Habitués à se nourrir quotidiennement de viande, ils sont contents ce jour-là du retour des pêcheurs de la pêche qui leur offrent du poisson dont ils mangent goulûment. Une semaine après avoir été circoncis, les kutunto organisent une grande séance de lessive au fleuve. Ce rituel est fixé au vendredi ; ils vont pouvoir y laver tous leurs vêtements sales. Cet événement est appelé mawon waxinde. Notre informatrice compare cette journée au sama sigen koota (jour de la résurrection), pour qualifier son caractère solennel et émouvant. En y allant, les Kutunto sont encadrés par leurs guleye, et ils chantent :
Yeye, ye alijuma sigen koota O en ce jour de vendredi
Borege gedi renme natta La femme stérile a éprouvé le désir d'enfanter
Yeye, ye alijuma sigen koota O en ce jour de vendredi
Borege gedi renme natta La femme stérile a éprouvé le désir d'enfanter
Après cette journée chargée de souvenirs (durant laquelle toute femme éprouve le désir d'y voir participer son enfant), les circoncis sont rejoints dans la soirée chez le bawo par les filles. De la même manière que précédemment, elles les distraient en chantant. Parfois, ces rencontres peuvent se transformer en railleries entre les deux groupes. Les kutunto se moquent des filles en les traitant de mangeuses de jujubes. Voilà ce qu'ils disent :Yeye, ye xusu xore kiran noxu keme fa xotte wono ( là où les vierges passent l'après-midi, on y trouve des centaines de noyaux de jujubes). Et les filles de répliquer : Yeye, ye yunu xulle bugubege an ta kitta man gan xuru (Nul ne se vantera dans un pantalon bouffant sans qu'il n'ait souffert au préalable), allusion faite à la rudesse de l'initiation.

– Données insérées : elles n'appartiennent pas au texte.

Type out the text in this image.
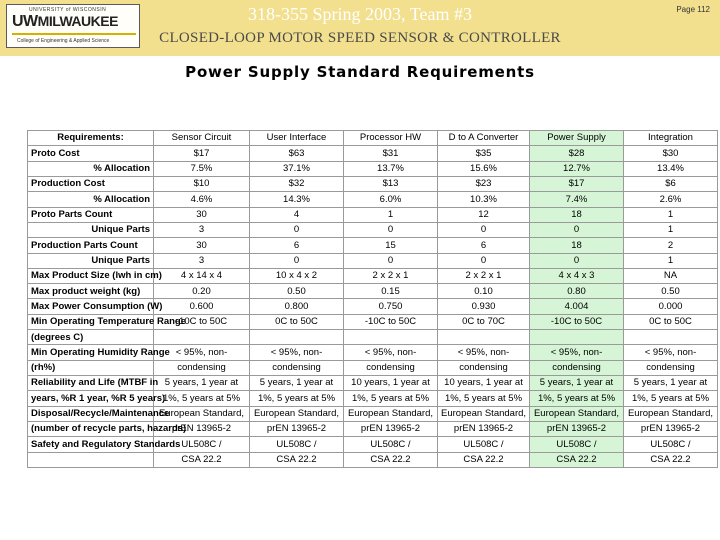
UNIVERSITY of WISCONSIN
UWMILWAUKEE
College of Engineering & Applied Science
318-355 Spring 2003, Team #3
CLOSED-LOOP MOTOR SPEED SENSOR & CONTROLLER
Page 112
Power Supply Standard Requirements
Requirements:	Sensor Circuit	User Interface	Processor HW	D to A Converter	Power Supply	Integration
Proto Cost	$17	$63	$31	$35	$28	$30
% Allocation	7.5%	37.1%	13.7%	15.6%	12.7%	13.4%
Production Cost	$10	$32	$13	$23	$17	$6
% Allocation	4.6%	14.3%	6.0%	10.3%	7.4%	2.6%
Proto Parts Count	30	4	1	12	18	1
Unique Parts	3	0	0	0	0	1
Production Parts Count	30	6	15	6	18	2
Unique Parts	3	0	0	0	0	1
Max Product Size (lwh in cm)	4 x 14 x 4	10 x 4 x 2	2 x 2 x 1	2 x 2 x 1	4 x 4 x 3	NA
Max product weight (kg)	0.20	0.50	0.15	0.10	0.80	0.50
Max Power Consumption (W)	0.600	0.800	0.750	0.930	4.004	0.000
Min Operating Temperature Range	-10C to 50C	0C to 50C	-10C to 50C	0C to 70C	-10C to 50C	0C to 50C
(degrees C)						
Min Operating Humidity Range	< 95%, non-	< 95%, non-	< 95%, non-	< 95%, non-	< 95%, non-	< 95%, non-
(rh%)	condensing	condensing	condensing	condensing	condensing	condensing
Reliability and Life (MTBF in	5 years, 1 year at	5 years, 1 year at	10 years, 1 year at	10 years, 1 year at	5 years, 1 year at	5 years, 1 year at
years, %R 1 year, %R 5 years)	1%, 5 years at 5%	1%, 5 years at 5%	1%, 5 years at 5%	1%, 5 years at 5%	1%, 5 years at 5%	1%, 5 years at 5%
Disposal/Recycle/Maintenance	European Standard,	European Standard,	European Standard,	European Standard,	European Standard,	European Standard,
(number of recycle parts, hazards)	prEN 13965-2	prEN 13965-2	prEN 13965-2	prEN 13965-2	prEN 13965-2	prEN 13965-2
Safety and Regulatory Standards	UL508C /	UL508C /	UL508C /	UL508C /	UL508C /	UL508C /
	CSA 22.2	CSA 22.2	CSA 22.2	CSA 22.2	CSA 22.2	CSA 22.2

Une fois les plaies des kutunto cicatrisées, le bawo décide d'un commun accord avec eux de convenir d'un jour pour quitter définitivement les lieux de retraite (biru). Chaque circoncis pourra alors regagner sa famille. A ce propos, Saint-Père (1925 : 58) écrit : " Au bout de trois semaines, lorsque les kutunto sont guéris, le bao fixe secrètement avec eux, le jour de la fin de leur retraite… ". Ce jour-là, les kutunto sont livrés à eux-mêmes car la tradition veut que leur retour au village, soit marqué par des réjouissances au cours desquelles ils sont autorisés à tuer délibérément avec leurs armes (lances, bâtons…), tout animal domestique qui se mettra en travers de leur chemin. C'est ainsi qu'un ce jour, ils assomment tous les poulets en dehors des poulaillers, peuvent tuer également tout mouton ou bœuf mais à la seule condition de les abattre avec leurs lances (tanmu). Ils apportent leur butin hors du village et le dépècent. " De cette viande, ils font des parts : une pour le bao, une pour les goulèyes, et le reste pour eux-mêmes " décrit toujours Saint-Père, p. 59.